On a hot Thursday evening, the statue of Cecil John Rhodes was finally removed from the University of Cape Town. It happened exactly one month after UCT student Chumani Maxwele threw faeces at the statue to protest against racism at the institution. After four weeks of dialogues, protests and confrontation, led by the Rhodes Must Fall movement, the moment for the demise of the Rhodes’ statue had finally arrived – to the jubilation of the students involved. RA’EESA PATHER was there.
The statue was set to fall at 5pm, but the removal was delayed. As students waited they sang protest songs, chanted and danced. Rhodes Must Fall led the celebrations, making it known that the removal of the statue was a culmination of student efforts.
“Our freedom cannot be given to us – we must take it. We want to be clear that our only regret is that we did not take the statue down ourselves,” said Kealeboga Ramaru, a student involved in the Rhodes Must Fall movement.
Thousands of people descended on the steps leading up from the rugby field to Jameson Hall. Rhodes Must Fall marched from Bremner Building – which the movement has occupied – to the statue, arriving at 5pm.
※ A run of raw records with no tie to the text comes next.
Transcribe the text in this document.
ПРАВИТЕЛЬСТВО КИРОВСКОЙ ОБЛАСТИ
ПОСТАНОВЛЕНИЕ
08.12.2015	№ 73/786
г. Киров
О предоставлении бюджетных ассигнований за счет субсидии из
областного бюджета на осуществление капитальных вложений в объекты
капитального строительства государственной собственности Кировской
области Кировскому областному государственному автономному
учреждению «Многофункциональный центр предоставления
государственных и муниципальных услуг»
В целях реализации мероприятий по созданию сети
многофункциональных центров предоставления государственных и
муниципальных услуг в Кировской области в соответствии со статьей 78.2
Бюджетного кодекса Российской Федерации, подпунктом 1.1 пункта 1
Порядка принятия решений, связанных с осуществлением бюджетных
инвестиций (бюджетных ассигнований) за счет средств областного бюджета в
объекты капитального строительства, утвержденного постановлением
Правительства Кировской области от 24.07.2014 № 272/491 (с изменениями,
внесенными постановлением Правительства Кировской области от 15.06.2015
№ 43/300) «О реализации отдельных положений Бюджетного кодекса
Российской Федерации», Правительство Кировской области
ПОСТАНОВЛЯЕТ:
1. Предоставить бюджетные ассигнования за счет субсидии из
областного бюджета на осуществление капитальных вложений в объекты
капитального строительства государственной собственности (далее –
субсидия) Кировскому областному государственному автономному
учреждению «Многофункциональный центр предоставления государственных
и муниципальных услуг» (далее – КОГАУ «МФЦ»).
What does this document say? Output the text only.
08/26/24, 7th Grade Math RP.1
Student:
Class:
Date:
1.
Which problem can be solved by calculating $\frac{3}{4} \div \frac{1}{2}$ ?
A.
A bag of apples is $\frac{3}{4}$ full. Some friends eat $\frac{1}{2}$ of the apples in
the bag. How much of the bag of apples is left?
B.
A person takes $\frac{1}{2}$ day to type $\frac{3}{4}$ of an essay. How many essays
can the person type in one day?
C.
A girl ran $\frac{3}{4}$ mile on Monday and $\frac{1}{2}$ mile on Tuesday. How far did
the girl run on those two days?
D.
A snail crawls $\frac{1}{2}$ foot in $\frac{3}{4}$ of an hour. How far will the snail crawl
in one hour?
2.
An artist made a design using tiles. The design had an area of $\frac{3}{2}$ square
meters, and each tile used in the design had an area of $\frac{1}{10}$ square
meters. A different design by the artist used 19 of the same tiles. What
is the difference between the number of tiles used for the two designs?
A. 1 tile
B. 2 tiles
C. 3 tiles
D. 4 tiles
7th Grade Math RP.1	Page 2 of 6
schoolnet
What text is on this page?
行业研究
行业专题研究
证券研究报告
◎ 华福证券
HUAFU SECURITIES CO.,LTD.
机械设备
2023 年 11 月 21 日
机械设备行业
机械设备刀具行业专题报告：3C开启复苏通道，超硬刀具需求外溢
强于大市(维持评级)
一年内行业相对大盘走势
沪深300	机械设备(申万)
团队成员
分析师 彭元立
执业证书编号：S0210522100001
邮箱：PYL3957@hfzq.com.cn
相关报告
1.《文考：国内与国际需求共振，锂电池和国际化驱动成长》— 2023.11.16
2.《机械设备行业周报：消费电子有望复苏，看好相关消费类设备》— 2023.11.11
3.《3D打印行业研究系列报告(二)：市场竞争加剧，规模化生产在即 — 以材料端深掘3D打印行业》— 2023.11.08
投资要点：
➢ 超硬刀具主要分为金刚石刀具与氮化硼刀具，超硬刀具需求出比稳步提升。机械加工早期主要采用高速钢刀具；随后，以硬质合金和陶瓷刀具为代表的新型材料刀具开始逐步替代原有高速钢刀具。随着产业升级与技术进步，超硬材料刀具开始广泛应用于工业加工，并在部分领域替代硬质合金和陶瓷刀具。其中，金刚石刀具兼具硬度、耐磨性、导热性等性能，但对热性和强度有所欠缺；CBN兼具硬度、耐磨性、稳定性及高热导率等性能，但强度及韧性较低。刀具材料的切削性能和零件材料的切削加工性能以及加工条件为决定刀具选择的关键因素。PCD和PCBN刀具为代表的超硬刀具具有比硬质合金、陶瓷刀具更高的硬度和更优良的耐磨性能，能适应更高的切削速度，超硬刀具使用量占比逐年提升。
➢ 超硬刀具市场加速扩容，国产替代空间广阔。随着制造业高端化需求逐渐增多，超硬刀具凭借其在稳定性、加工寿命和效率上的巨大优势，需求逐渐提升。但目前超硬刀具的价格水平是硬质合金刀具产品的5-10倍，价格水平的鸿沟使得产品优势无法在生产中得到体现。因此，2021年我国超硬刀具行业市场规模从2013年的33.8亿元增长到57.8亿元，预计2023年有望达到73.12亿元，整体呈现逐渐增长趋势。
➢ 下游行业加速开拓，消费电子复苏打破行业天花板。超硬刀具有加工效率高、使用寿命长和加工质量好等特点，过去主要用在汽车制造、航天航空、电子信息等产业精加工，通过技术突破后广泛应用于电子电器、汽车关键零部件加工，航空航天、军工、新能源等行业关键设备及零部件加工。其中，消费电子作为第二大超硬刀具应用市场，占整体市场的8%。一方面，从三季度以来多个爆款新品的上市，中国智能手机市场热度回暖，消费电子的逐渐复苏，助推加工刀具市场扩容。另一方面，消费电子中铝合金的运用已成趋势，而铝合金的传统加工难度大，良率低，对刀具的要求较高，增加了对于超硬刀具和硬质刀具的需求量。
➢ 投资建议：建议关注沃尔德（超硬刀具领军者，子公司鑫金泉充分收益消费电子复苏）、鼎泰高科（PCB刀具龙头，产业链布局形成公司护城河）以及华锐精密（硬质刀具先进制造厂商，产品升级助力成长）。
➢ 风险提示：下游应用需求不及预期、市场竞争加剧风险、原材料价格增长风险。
Although the removal of the statue had been spurred by their protest, there was by this time little space from which their supporters could observe its fall.
Construction workers brought in to remove the statue were surprised by the excited crowd that had gathered to see Rhodes off.
“I was here since early this morning getting everything ready and prepping everything and it culminated into something I did not expect. I expected him to go peacefully, but what happened, it just blew my mind,” said Rihaaz Shabodien, a foreman.
Just before the statue was removed, someone from the crowd threw white paint at students hoisting a banner that read “All Rhodes lead to colonisation”. Rhodes Must Fall protestors looked around in confusion, while their clothing – and their banner – were stained. The action showed that despite the diversity of the students in the crowd, not all were in agreement with the fall of the statue.
At 5.30pm, students counted “5 … 4 … 3 … 2 … 1 …” and the statue was lifted from its pedestal onto the waiting truck. Rhodes’ face, smeared in orange paint, was a far cry from the brooding, honourable figure it had been depicted as from its tenure at the university. The atmosphere was electric, with cheers punctuated by deafening shouts from dancing students. For many students, it was the moment a symbol of oppression that made them feel unwelcome had finally been removed.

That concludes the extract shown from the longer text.